In the last few years, there has been a growing movement against karo-kari by different sections of civil society, including the media and human rights groups and other non-governmental organizations (NGOs). There have been persistent demands by NGOs and other organizations, such as the Human Rights Commission of Pakistan (HRCP), for the amendment of laws to punish the perpetrators of karo-kari severely.

The media and NGOs have played a remarkable role in bringing to light this issue of karo-kari. Today more people are aware of the issue of honor killing in different parts of Pakistan, especially in Sindh Province. People believe though that NGOs have not yet outlined any permanent solutions to the problems of honor killings. There is not even a single shelter in five districts of Sindh for the victims of karo-kari.

Members of civil society are very vocal about the problem, and many legal changes have been made as a result of work done by civil society organizations, but they cannot take over the whole work of the State as it is a huge task. In fact, it is the responsibility of the State to provide protection to women for which the State needs to develop a comprehensive system.

Religious leaders should also play their positive role by preaching to people according to the Islamic point of view as to what are the rights of a woman in Islam rather than just considering them as a commodity.


Protestors succinctly describe the phenomenon of
honor killings in Pakistan.

Unless and until security, education, economic empowerment and other means of livelihood to women is provided in Pakistan, it is very difficult for the nation to rid itself of the evil practice of karo-kari, or honor killings.
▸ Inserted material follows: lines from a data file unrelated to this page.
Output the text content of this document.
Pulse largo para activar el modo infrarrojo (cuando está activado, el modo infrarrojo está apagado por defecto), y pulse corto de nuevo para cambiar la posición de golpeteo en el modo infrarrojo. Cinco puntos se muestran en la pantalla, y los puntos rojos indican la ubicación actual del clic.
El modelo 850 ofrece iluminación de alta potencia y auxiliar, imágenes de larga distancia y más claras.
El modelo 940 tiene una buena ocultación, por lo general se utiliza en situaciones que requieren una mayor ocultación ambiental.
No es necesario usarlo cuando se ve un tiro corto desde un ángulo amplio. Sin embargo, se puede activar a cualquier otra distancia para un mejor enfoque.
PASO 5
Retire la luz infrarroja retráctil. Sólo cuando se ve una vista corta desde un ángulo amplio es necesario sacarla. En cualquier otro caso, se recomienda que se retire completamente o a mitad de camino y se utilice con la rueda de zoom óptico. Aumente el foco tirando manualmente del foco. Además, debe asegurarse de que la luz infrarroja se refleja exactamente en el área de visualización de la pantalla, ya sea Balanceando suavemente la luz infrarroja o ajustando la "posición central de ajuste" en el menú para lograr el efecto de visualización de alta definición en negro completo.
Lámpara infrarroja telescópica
Representatives of the State need to be educated to discourage such practices in Pakistan.

Furthermore, the police should form committees whose role is to examine the incidents of karo-kari and collect all of the facts, follow up each case in detail and punish the culprits. The police should also be sensitized to the damage that the violence associated with karo-kari causes to people’s lives as the police are also involved in the jirga system. There is no doubt that Pakistan, in fact, needs to abolish the jirga feudal system and dismantle this patriarchal system.

The problem of honor killing, or karo-kari, is a social issue and has nothing to do with religion. Thus far, no law has been passed by the government to completely stop this evil practice. Even more alarming is the fact that the number of karo-kari cases has been increasing since 2001, and many of these cases remain unrecorded or unreported.

There is no doubt that the authorities are responsible for preventing these killings by investigating and punishing the perpetrators. Unfortunately, however, both the police and judges instead display gender bias in favor of men who have killed women or girls for alleged breaches of their honor.